He also called for an end to the shedding of Iraqi blood.
“There will be no war between our Iraqi brothers, whatever their sect or ethnicity,” the message said. “Iraqi bloodshed is forbidden.”
Military operations launched by Prime Minister Nouri Maliki, himself a Shiite, late last month have led to daily clashes between militia fighters and US-backed Iraqi troops, focused mainly in the sprawling district of Sadr City.
A decision by al-Sadr to lift an eight-month-old ceasefire would jeopardise recent security gains and threaten an increase of attacks against US troops.
Mahdi Army fighters engaged in fierce battles with US forces in 2004 and were blamed for waves of roadside bombings that were once the chief killer of American troops.

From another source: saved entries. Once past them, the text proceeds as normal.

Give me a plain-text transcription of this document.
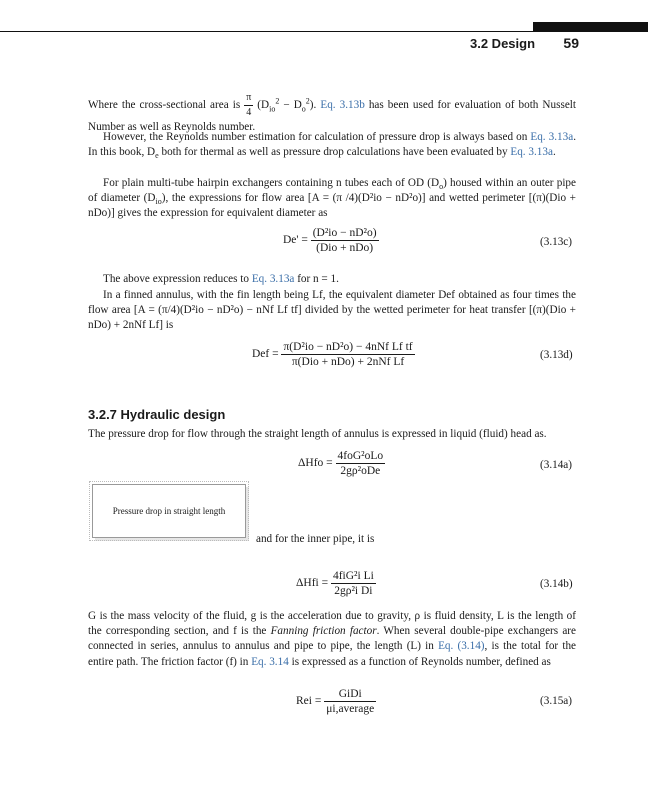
3.2 Design 59
Where the cross-sectional area is $\frac{\pi}{4} (D_{io}^2 - D_o^2)$. Eq. 3.13b has been used for evaluation of both Nusselt Number as well as Reynolds number.
However, the Reynolds number estimation for calculation of pressure drop is always based on Eq. 3.13a. In this book, $D_e$ both for thermal as well as pressure drop calculations have been evaluated by Eq. 3.13a.
For plain multi-tube hairpin exchangers containing n tubes each of OD $(D_o)$ housed within an outer pipe of diameter $(D_{io})$, the expressions for flow area [A = (π /4)(D²io − nD²o)] and wetted perimeter [(π)(Dio + nDo)] gives the expression for equivalent diameter as
$De' = \frac{\text{(D²io − nD²o)}}{\text{(Dio + nDo)}}$	(3.13c)
The above expression reduces to Eq. 3.13a for n = 1.
In a finned annulus, with the fin length being Lf, the equivalent diameter Def obtained as four times the flow area [A = (π/4)(D²io − nD²o) − nNf Lf tf] divided by the wetted perimeter for heat transfer [(π)(Dio + nDo) + 2nNf Lf] is
Def = $\frac{\text{π(D²io − nD²o) − 4nNf Lf tf}}{\text{π(Dio + nDo) + 2nNf Lf}}$	(3.13d)
3.2.7 Hydraulic design
The pressure drop for flow through the straight length of annulus is expressed in liquid (fluid) head as.
$\Delta Hfo = \frac{\text{4foG²oLo}}{\text{2gρ²oDe}}$	(3.14a)
Pressure drop in straight length
and for the inner pipe, it is
$\Delta Hfi = \frac{\text{4fiG²i Li}}{\text{2gρ²i Di}}$	(3.14b)
G is the mass velocity of the fluid, g is the acceleration due to gravity, ρ is fluid density, L is the length of the corresponding section, and f is the Fanning friction factor. When several double-pipe exchangers are connected in series, annulus to annulus and pipe to pipe, the length (L) in Eq. (3.14), is the total for the entire path. The friction factor (f) in Eq. 3.14 is expressed as a function of Reynolds number, defined as
Rei = $\frac{\text{GiDi}}{\text{μi,average}}$	(3.15a)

Mahdi militiamen also fought Iraqi security forces to a virtual standstill last month in the southern city of Basra before an Iranian-supervised truce.
Yesterday, Mr Maliki vowed that the crackdown on Shiite militias would continue.
During a meeting with Foreign Secretary David Miliband, Mr Maliki said the government’s fight against the militants had won broad political support from Sunni, Shiite and Kurdish political parties, according to a statement from the prime minister’s office.
Meanwhile, the military said a US soldier was killed in a roadside bombing south of Baghdad.
The attack raised the American death toll in April to 39, the highest rate of death for troops in Iraq since September, when 65 Americans were killed. In all, at least 4,051 members of the US military have died since the Iraq war started in March 2003.